What is M105 other than a compound? It cuts paint brilliantly period. It doesn’t attempt to be anything other than what it is, so why try to make it do what it is not designed to do.
The answer to the number of passes question should be obvious.
As many passes as it takes to remove the defects. You are the guy doing the compounding; therefore it should be your call to decide how much clear coat you want to remove. Deep swirls and similar defects are no match for M105, but the removal of RIDS has to be judged on a case by case basis. You can certainly diminish them, but is it worth it to totally remove them. If you are going to attempt to remove then you need to change your attack with a DA. Switch to a 3” or 4” pad. Just as in reducing your work area, reducing the size of your pad (opposite to a rotary) increases the aggressiveness of the cut.
Dusting and short work time.
If you’ve got this far reading this, I’d also like to add some comments and raise some questions about dusting. Just about every post here about M105 raises great concern about the fact that M105 creates dust. I’d have to agree that on certain paints that can be true to varying degrees depending on how clean you work. However I have to wonder about all the concern here about a little dust. During the course of any major paint correction, a vehicle is going to be washed multiple times before the final LSP stage. Since the dust will disappear at one of those washings why all the concern about it? Personally, I always wash after the compounding stage, not so much to remove the dust, but to thoroughly inspect my work before starting on the intermediate and final polishing stages.
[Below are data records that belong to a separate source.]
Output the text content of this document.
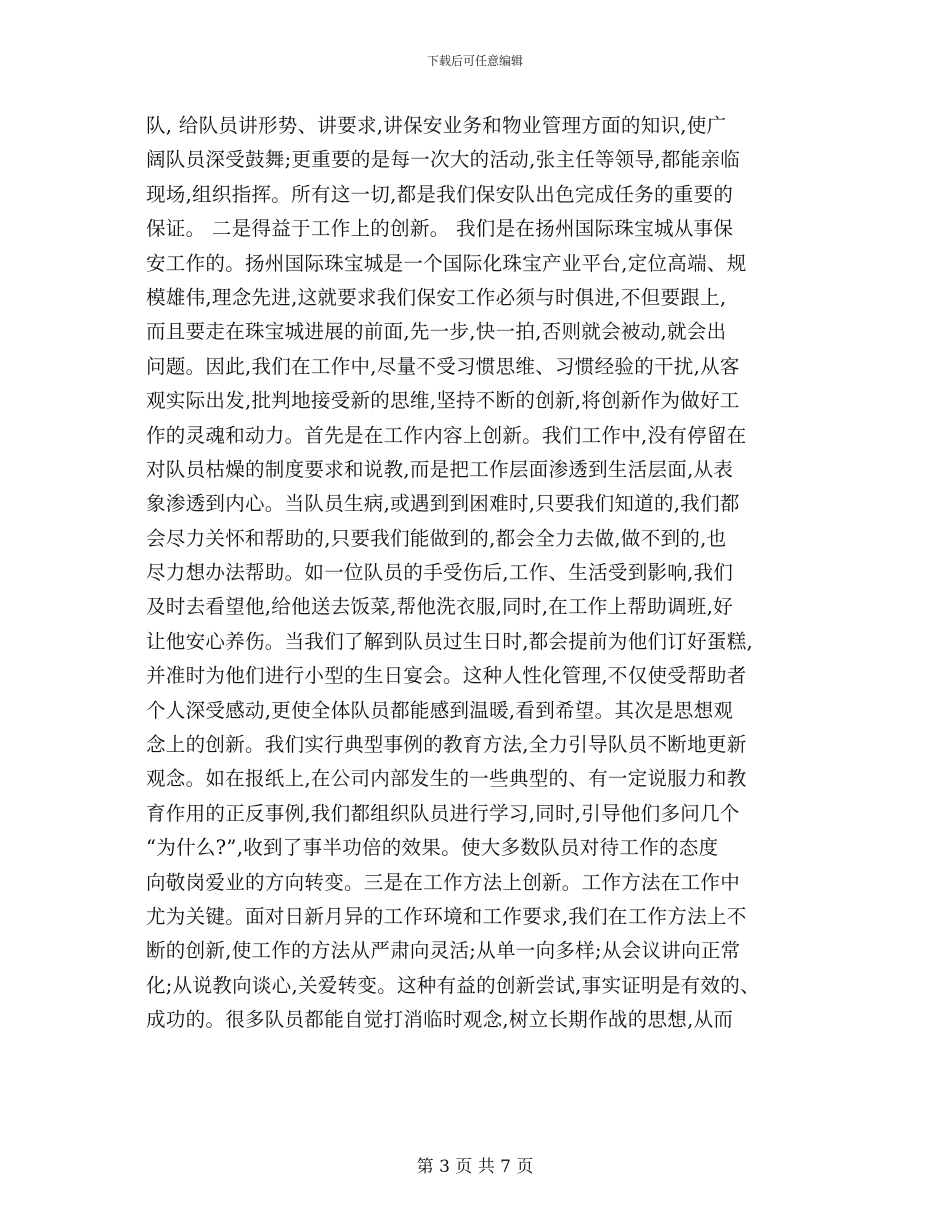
下载后可任意编辑
队, 给队员讲形势、讲要求,讲保安业务和物业管理方面的知识,使广
阔队员深受鼓舞;更重要的是每一次大的活动,张主任等领导,都能亲临
现场,组织指挥。所有这一切,都是我们保安队出色完成任务的重要的
保证。 二是得益于工作上的创新。 我们是在扬州国际珠宝城从事保
安工作的。扬州国际珠宝城是一个国际化珠宝产业平台,定位高端、规
模雄伟,理念先进,这就要求我们保安工作必须与时俱进,不但要跟上,
而且要走在珠宝城进展的前面,先一步,快一拍,否则就会被动,就会出
问题。因此,我们在工作中,尽量不受习惯思维、习惯经验的干扰,从客
观实际出发,批判地接受新的思维,坚持不断的创新,将创新作为做好工
作的灵魂和动力。首先是在工作内容上创新。我们工作中,没有停留在
对队员枯燥的制度要求和说教,而是把工作层面渗透到生活层面,从表
象渗透到内心。当队员生病,或遇到到困难时,只要我们知道的,我们都
会尽力关怀和帮助的,只要我们能做到的,都会全力去做,做不到的,也
尽力想办法帮助。如一位队员的手受伤后,工作、生活受到影响,我们
及时去看望他,给他送去饭菜,帮他洗衣服,同时,在工作上帮助调班,好
让他安心养伤。当我们了解到队员过生日时,都会提前为他们订好蛋糕,
并准时为他们进行小型的生日宴会。这种人性化管理,不仅使受帮助者
个人深受感动,更使全体队员都能感到温暖,看到希望。其次是思想观
念上的创新。我们实行典型事例的教育方法,全力引导队员不断地更新
观念。如在报纸上,在公司内部发生的一些典型的、有一定说服力和教
育作用的正反事例,我们都组织队员进行学习,同时,引导他们多问几个
“为什么?”,收到了事半功倍的效果。使大多数队员对待工作的态度
向敬岗爱业的方向转变。三是在工作方法上创新。工作方法在工作中
尤为关键。面对日新月异的工作环境和工作要求,我们在工作方法上不
断的创新,使工作的方法从严肃向灵活;从单一向多样;从会议讲向正常
化;从说教向谈心,关爱转变。这种有益的创新尝试,事实证明是有效的、
成功的。很多队员都能自觉打消临时观念,树立长期作战的思想,从而
第 3 页 共 7 页
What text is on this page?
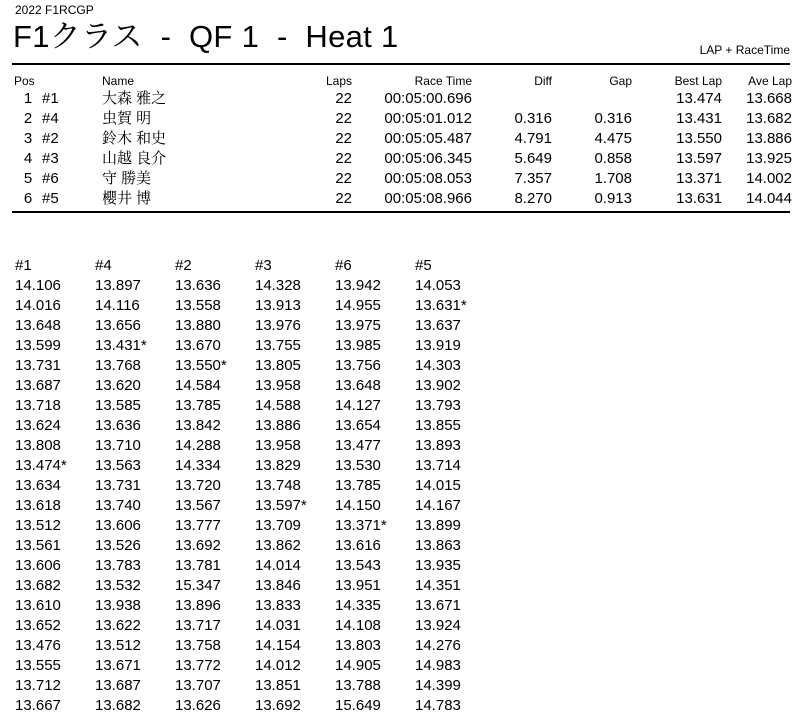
2022 F1RCGP
F1クラス  -  QF 1  -  Heat 1	LAP + RaceTime
Pos		Name	Laps	Race Time	Diff	Gap	Best Lap	Ave Lap
1	#1	大森 雅之	22	00:05:00.696			13.474	13.668
2	#4	虫賀 明	22	00:05:01.012	0.316	0.316	13.431	13.682
3	#2	鈴木 和史	22	00:05:05.487	4.791	4.475	13.550	13.886
4	#3	山越 良介	22	00:05:06.345	5.649	0.858	13.597	13.925
5	#6	守 勝美	22	00:05:08.053	7.357	1.708	13.371	14.002
6	#5	櫻井 博	22	00:05:08.966	8.270	0.913	13.631	14.044
#1	#4	#2	#3	#6	#5
14.106	13.897	13.636	14.328	13.942	14.053
14.016	14.116	13.558	13.913	14.955	13.631*
13.648	13.656	13.880	13.976	13.975	13.637
13.599	13.431*	13.670	13.755	13.985	13.919
13.731	13.768	13.550*	13.805	13.756	14.303
13.687	13.620	14.584	13.958	13.648	13.902
13.718	13.585	13.785	14.588	14.127	13.793
13.624	13.636	13.842	13.886	13.654	13.855
13.808	13.710	14.288	13.958	13.477	13.893
13.474*	13.563	14.334	13.829	13.530	13.714
13.634	13.731	13.720	13.748	13.785	14.015
13.618	13.740	13.567	13.597*	14.150	14.167
13.512	13.606	13.777	13.709	13.371*	13.899
13.561	13.526	13.692	13.862	13.616	13.863
13.606	13.783	13.781	14.014	13.543	13.935
13.682	13.532	15.347	13.846	13.951	14.351
13.610	13.938	13.896	13.833	14.335	13.671
13.652	13.622	13.717	14.031	14.108	13.924
13.476	13.512	13.758	14.154	13.803	14.276
13.555	13.671	13.772	14.012	14.905	14.983
13.712	13.687	13.707	13.851	13.788	14.399
13.667	13.682	13.626	13.692	15.649	14.783
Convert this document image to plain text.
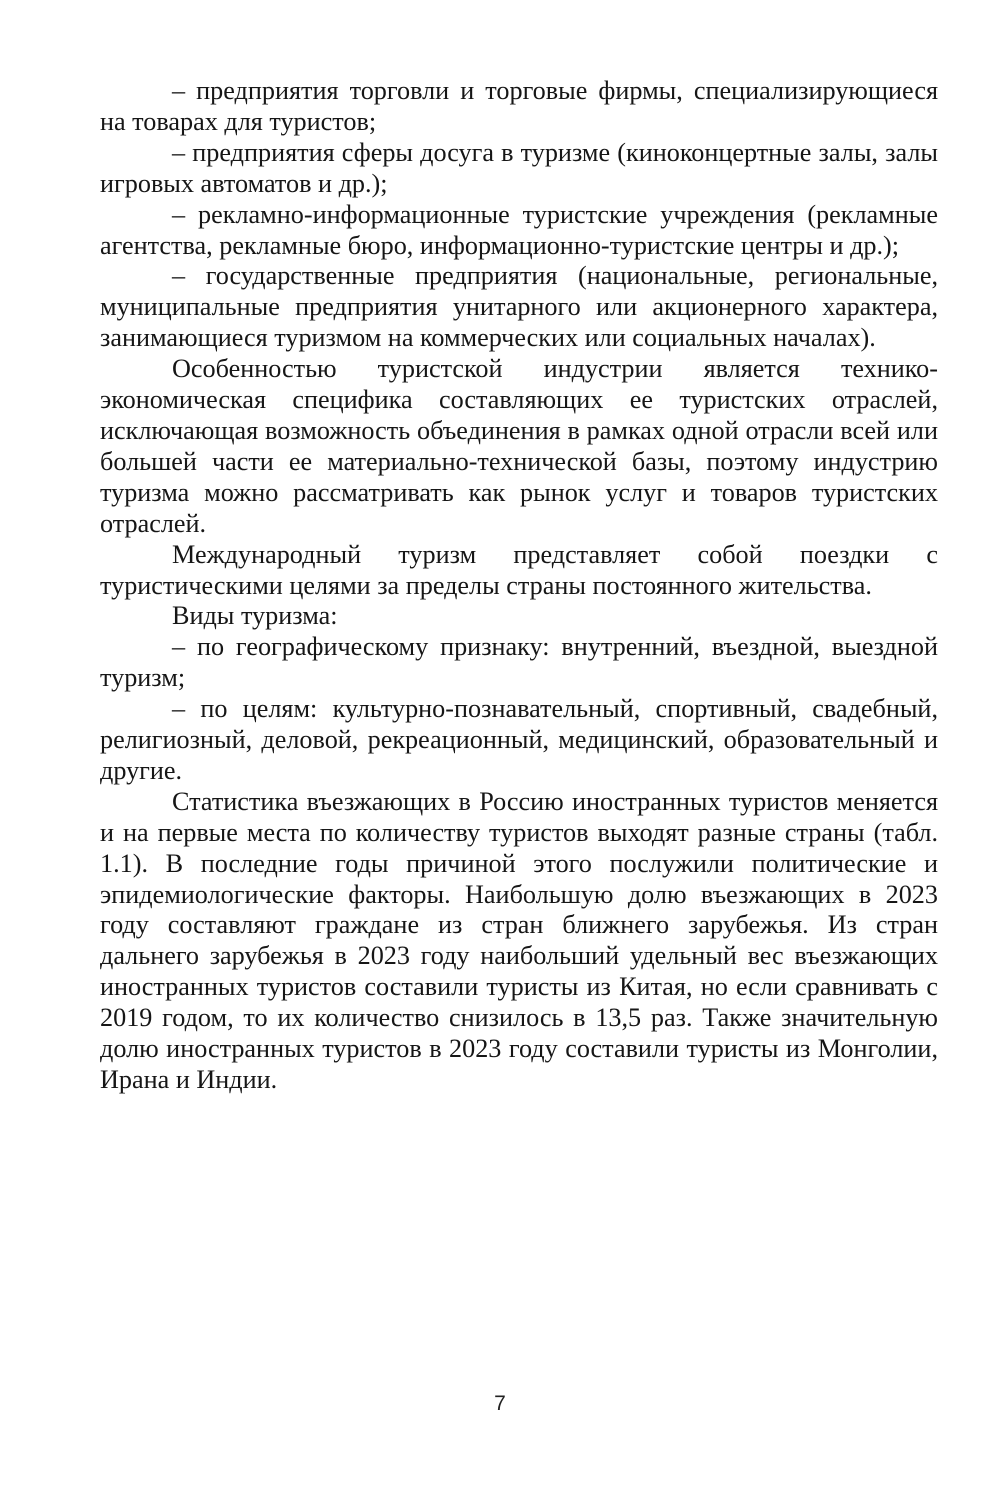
– предприятия торговли и торговые фирмы, специализирующиеся на товарах для туристов;

– предприятия сферы досуга в туризме (киноконцертные залы, залы игровых автоматов и др.);

– рекламно-информационные туристские учреждения (рекламные агентства, рекламные бюро, информационно-туристские центры и др.);

– государственные предприятия (национальные, региональные, муниципальные предприятия унитарного или акционерного характера, занимающиеся туризмом на коммерческих или социальных началах).

Особенностью туристской индустрии является технико-экономическая специфика составляющих ее туристских отраслей, исключающая возможность объединения в рамках одной отрасли всей или большей части ее материально-технической базы, поэтому индустрию туризма можно рассматривать как рынок услуг и товаров туристских отраслей.

Международный туризм представляет собой поездки с туристическими целями за пределы страны постоянного жительства.

Виды туризма:

– по географическому признаку: внутренний, въездной, выездной туризм;

– по целям: культурно-познавательный, спортивный, свадебный, религиозный, деловой, рекреационный, медицинский, образовательный и другие.

Статистика въезжающих в Россию иностранных туристов меняется и на первые места по количеству туристов выходят разные страны (табл. 1.1). В последние годы причиной этого послужили политические и эпидемиологические факторы. Наибольшую долю въезжающих в 2023 году составляют граждане из стран ближнего зарубежья. Из стран дальнего зарубежья в 2023 году наибольший удельный вес въезжающих иностранных туристов составили туристы из Китая, но если сравнивать с 2019 годом, то их количество снизилось в 13,5 раз. Также значительную долю иностранных туристов в 2023 году составили туристы из Монголии, Ирана и Индии.

7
It seems to me that this concern about dusting has led other manufacturers to try and produce a non dusting formula to the detriment of their products as none of them cut as well as M105. Even Meguiars seem to be guilty of the same thing with their D300. It doesn’t dust all that much, but then it also doesn’t cut as well as M105.
The same thing appears to happening with work times with all these new products promising “longer work times”.
M105 does have a short work time; I presume it was deliberately designed that way. It makes sense to me that it would be designed that way. Why would one need a long work time? The very definition of a long work time defeats the purpose of what a compound should do. Personally I want a compound to cut as quickly as possible. Once the defect is gone, I’m done compounding.
What to do if it doesn’t work as expected
Assuming you have ticked all the boxes above, there are only a small number of possibilities why M105 would fail to remove defects.
1. The pad you are using is too large for the power of your machine. Change pad sizes. For instance if using a 6.5” pad, change down to a 5.5” pad.
2. The pad you are using is not aggressive enough. Assuming you are using an LC Orange pad, consider LC’s Yellow pad or swap to something like a Surbuf R Series pad. You could also consider the LC Hydro Tech Cyan pad which has more cut than their orange. Please note that LC describes their orange pad as a light cutting pad, not a compounding pad. If you do swap to the yellow or the Surbuf, after successfully removing the defects you will most likely will then have to return to the orange pad to remove the hazing that either the Yellow pad or the Surbuf will most likely produce. If you do already have a more powerful DA you could also try the LC Purple Wool Foamed pad.
Another pad I find that has that extra cut that is sometimes required is the Festool orange. It is also a little like the Cyan pad in that it is also rather delicate in construction.
3. Your DA is too underpowered for the job, consider purchasing or borrowing one of the more powerful DAs.
4. You have that rare type of paint that M105 just doesn’t play well with. Most unlikely in my opinion, as I’ve only ever come across one example.